Para terminar, es difícil de entender este empeño por crear máquinas a nuestra imagen y semejanza, como si toda esta revolución tecnológica viniese motivada, en último término, por el infantil afán de emular al Dios del Génesis. Lo que convendría hacer es diseñarlas para que sean tan diferentes a nosotros como sea posible, y para que se ocupen únicamente de lo que se nos da mal a nosotros.

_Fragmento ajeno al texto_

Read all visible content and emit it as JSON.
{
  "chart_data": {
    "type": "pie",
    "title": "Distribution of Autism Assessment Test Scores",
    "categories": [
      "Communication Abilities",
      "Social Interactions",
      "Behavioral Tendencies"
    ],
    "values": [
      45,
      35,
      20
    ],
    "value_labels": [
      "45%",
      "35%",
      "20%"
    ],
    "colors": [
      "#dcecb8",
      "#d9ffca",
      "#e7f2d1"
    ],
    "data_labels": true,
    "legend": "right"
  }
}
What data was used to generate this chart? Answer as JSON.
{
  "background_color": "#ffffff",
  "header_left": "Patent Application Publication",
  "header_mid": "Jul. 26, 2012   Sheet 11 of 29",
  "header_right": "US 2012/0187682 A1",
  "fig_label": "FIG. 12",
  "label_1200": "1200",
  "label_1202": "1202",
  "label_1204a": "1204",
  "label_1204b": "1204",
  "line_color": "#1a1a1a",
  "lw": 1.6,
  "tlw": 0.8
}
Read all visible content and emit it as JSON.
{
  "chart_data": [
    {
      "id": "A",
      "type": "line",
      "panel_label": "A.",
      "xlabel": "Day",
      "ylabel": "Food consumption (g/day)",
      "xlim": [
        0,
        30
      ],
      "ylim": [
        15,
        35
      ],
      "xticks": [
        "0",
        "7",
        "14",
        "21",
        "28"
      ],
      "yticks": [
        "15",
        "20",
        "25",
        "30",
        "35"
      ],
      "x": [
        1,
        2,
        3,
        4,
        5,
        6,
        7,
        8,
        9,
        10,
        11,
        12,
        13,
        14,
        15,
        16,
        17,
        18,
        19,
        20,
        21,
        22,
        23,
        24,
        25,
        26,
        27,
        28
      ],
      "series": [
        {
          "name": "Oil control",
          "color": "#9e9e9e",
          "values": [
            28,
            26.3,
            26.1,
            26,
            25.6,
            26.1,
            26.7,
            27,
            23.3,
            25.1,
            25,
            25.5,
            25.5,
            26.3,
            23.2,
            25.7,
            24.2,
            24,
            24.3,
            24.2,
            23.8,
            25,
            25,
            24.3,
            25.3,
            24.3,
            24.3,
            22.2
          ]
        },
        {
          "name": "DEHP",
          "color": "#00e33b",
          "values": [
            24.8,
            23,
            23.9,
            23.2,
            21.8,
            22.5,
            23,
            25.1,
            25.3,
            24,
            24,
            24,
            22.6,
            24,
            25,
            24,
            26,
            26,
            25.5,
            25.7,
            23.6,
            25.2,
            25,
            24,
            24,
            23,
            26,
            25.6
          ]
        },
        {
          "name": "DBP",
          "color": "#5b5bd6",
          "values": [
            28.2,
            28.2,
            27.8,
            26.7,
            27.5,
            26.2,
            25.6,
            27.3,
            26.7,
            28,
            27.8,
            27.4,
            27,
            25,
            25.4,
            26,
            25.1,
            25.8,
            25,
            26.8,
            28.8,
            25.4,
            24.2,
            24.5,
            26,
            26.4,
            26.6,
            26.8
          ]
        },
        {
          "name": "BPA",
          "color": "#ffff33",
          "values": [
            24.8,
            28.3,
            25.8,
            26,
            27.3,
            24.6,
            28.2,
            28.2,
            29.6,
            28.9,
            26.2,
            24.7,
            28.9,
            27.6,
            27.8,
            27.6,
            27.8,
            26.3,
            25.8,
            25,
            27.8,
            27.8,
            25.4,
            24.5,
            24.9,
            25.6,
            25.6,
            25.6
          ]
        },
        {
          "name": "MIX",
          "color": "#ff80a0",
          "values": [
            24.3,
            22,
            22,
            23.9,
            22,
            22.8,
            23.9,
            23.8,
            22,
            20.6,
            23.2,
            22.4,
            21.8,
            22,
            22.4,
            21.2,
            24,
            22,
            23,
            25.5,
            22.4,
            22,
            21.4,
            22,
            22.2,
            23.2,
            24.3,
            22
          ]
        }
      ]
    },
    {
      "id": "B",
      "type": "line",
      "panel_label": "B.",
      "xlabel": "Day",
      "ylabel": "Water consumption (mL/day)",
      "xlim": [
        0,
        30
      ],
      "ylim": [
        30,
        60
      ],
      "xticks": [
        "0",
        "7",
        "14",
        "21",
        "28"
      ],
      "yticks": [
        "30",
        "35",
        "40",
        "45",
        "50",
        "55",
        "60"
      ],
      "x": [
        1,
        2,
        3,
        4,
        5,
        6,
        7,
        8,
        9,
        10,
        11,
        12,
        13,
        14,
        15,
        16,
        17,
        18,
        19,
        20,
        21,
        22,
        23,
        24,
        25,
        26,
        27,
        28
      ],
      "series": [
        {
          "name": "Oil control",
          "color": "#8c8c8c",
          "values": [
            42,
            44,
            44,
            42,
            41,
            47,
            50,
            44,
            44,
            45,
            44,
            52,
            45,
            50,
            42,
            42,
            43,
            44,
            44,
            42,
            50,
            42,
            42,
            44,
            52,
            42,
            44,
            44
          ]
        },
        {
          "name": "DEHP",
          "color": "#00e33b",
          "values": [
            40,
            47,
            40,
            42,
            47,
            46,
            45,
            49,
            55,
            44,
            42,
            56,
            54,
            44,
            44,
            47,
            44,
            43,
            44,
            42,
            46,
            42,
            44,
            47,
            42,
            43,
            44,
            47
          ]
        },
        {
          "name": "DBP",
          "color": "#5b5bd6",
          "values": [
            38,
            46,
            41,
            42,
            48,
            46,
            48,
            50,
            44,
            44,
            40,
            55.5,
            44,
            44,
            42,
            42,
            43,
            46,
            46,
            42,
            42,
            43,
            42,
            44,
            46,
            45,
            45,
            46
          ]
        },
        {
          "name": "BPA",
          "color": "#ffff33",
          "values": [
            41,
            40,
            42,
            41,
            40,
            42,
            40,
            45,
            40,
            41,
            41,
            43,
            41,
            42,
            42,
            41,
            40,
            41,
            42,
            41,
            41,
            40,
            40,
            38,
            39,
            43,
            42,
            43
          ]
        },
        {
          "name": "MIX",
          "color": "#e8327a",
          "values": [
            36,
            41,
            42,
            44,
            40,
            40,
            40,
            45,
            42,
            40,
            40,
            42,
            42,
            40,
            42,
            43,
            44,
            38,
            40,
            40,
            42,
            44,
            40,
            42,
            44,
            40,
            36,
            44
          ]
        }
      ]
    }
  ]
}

Y por nuestra parte, deberíamos potenciar (o incluso reaprender) todo aquello que nos hace humanos, que no es solo la capacidad de pensar de forma compleja sobre el mundo y de transformarlo mediante ingeniosas herramientas creadas por nuestra mente, sino, sobre todo, el impulso de cooperar con los demás para que la vida sea algo más llevadera en un universo en el que la existencia es una guerra sin cuartel de todos contra todos. Frente a una sociedad que parece abocada al exceso, la velocidad, la soledad y la dependencia, hay que vindicar la templanza, la lentitud, la empatía y la autosuficiencia. No son solo estrategias que nos permitirán sobrevivir a un hipotético (aunque nada probable) colapso tecnológico, sino, sobre todo, darle un sentido a nuestra vida cuando las ‘IAs’ sean finalmente capaces de escudriñarlo todo, comprender cualquier cosa, resolver todos los enigmas y crear lo inimaginable. Como dejó escrito Goethe, «la felicidad es hija de la moderación».